Imagine que, mientras Robin Hood acecha el paso del próximo ricachón, aparece de repente en el bosque el sheriff de Nottingham. El funcionario real se apea del coche y grita en la espesura que ya está cansado de extorsionar a los más pobres, por lo que ha decidido devolver parte del mucho dinero que, objetivamente, no tiene en qué gastar, y ordena a sus soldados que dejen en tierra tres baúles repletos de oro.
Tras ver la escena, con seguridad el famoso personaje se quedará sin palabras y colgará el arco. Como muchos se han quedado estupefactos ante las recientes declaraciones de varios millonarios de que los gobiernos deben aplicarles impuestos congruentes con sus fortunas, en tiempos en que los políticos aprietan la soga en el pescuezo de los que menos tienen.
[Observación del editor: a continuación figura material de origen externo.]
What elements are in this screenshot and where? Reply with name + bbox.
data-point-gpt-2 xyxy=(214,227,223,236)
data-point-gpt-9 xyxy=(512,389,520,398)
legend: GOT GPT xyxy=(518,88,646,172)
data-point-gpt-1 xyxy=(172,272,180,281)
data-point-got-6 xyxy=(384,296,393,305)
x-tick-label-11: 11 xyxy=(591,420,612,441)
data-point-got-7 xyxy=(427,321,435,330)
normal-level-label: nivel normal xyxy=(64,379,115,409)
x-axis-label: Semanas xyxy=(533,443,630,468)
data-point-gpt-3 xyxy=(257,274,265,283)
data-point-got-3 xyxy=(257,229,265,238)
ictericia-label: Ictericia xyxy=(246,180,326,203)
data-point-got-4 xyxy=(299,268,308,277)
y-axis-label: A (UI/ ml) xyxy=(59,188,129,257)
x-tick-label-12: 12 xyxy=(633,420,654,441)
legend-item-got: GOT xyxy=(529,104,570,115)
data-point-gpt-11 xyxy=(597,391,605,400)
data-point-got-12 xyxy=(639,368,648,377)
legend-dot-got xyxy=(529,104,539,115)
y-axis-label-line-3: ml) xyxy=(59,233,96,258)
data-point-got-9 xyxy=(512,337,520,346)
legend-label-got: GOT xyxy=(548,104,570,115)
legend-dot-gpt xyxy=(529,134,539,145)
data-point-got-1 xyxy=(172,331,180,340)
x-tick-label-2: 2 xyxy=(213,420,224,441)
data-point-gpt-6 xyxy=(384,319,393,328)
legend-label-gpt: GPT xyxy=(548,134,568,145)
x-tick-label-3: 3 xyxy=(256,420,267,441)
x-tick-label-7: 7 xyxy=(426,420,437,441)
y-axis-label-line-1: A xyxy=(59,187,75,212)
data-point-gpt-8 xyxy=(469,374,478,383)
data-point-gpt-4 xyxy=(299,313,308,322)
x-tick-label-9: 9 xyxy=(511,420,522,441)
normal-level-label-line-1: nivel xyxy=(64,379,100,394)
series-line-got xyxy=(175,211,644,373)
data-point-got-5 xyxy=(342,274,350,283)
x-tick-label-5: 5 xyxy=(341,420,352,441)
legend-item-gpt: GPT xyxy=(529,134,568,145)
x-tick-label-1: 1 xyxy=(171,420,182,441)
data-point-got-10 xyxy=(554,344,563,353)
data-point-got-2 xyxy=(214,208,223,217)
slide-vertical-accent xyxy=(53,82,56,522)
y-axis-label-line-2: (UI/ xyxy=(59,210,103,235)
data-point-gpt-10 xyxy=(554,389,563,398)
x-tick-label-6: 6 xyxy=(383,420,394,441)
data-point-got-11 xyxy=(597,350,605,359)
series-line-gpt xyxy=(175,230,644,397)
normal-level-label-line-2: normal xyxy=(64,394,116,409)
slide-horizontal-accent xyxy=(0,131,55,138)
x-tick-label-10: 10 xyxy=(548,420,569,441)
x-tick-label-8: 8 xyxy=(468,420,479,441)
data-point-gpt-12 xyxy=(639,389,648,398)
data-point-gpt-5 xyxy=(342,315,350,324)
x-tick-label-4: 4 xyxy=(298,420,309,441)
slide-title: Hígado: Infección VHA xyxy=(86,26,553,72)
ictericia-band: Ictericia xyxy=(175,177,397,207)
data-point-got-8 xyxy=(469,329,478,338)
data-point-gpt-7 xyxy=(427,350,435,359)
Un señor llamado Warren Buffet, con una fortuna de 52 000 millones de dólares, comenzó la saga a mediados de agosto, cuando pidió a Washington que deje de mimar a los adinerados como él, que paga solo seis millones de dólares anuales por sus descomunales ingresos. Y al otro lado del Atlántico también ha empezado a aflorar este tipo de raras peticiones.
En Alemania, un grupo de millonarios —«Ricos por un impuesto a la riqueza»— está proponiendo que la canciller federal Ángela Merkel establezca durante dos años un incremento del cinco por ciento en impuestos a las fortunas de más de 500 000 euros anuales, y del uno por ciento en lo sucesivo. Unos 2,2 millones de alemanes caerían en esta casilla, lo que supondría 100 000 millones de euros «limpios de polvo y paja» y la no necesidad de fastidiar a los de abajo.
Más al oeste, en Francia, otros acaudalados señores han firmado una carta para solicitar al Gobierno francés que les suban los impuestos. Entre las rúbricas está la del presidente de la aerolínea Air France, y la de los jerarcas del consorcio alimentario Danone y de la automovilística Volvo, entre otros. «Somos conscientes de que nos hemos beneficiado plenamente de un modelo francés y de un entorno europeo con los que estamos comprometidos y que queremos ayudar a preservar».
¡Ah!, porque por ahí viene la cosa: mejor precaver, para preservar. El sistema ha sido inobjetablemente cariñoso con ellos para fomentarles las ganancias, pero si se quiere que las siga fomentando, hay que hacer un alto. No es que el sheriff de Nottingham haya sufrido una metamorfosis y se haya internado en el bosque de Sherwood después de leerse El Capital. No: es el reconocimiento de que todo tiene un límite lógico, y si a los trabajadores se les han regateado derechos, se les ha amenazado con el despido, se les han aumentado las horas laborales por la misma paga, etcétera, ¡ya no hay más cuello que apretarles!
Así, viene el arrebato de «solidaridad»: ricos que renuncian a ganar más. Pero ¿quién apuesta un euro a que no lo hacen para evitar la explosión social, que podría perjudicarlos gravemente por más que la policía se esmere en proteger la propiedad privada? Las tiendas de lujo saqueadas y convertidas en antorchas en Londres pudieran ser para algunos empresarios «de éxito» un aviso para que se replanteen si no han llevado hasta extremos crueles la dinámica de las ganancias.
Curiosamente, que los ricos pidan más impuestos sobre sus beneficios es lanzar una torta de vainilla al rostro de los gobernantes. Lo que les dicen a estos, de un modo u otro, es algo como «ustedes no han trabajado por las necesidades de las mayorías, sino para satisfacer nuestros caprichos», y echa por tierra el ideal de la «liberté, egalité, fraternité» para todos los ciudadanos cuya voluntad dicen representar.
En Alemania, por ejemplo, los gobiernos fueron reduciendo poquito a poquito las tasas a los mayores ingresos: desde el 70 por ciento hace tres décadas, hasta el 42 por ciento en tiempos del canciller socialdemócrata Gerhard Schroeder (1998-2005), ¡quien lo redujo más que su predecesor conservador Helmut Kohl! Una muestra de cuán parecidos se han ido haciendo los programas de gobierno sin importar el color político, y tal vez una de las razones de por qué el país de Beethoven —el más rico de Europa— ha visto ensancharse la brecha entre ricos y pobres en los últimos 15 años.
«Bravo», pues, por el gesto del sheriff de Nottingham. Pero si no cambia esencialmente el modo de tratar a los que menos tienen, en cualquier momento puede esperar un flechazo del encapuchado de Sherwood.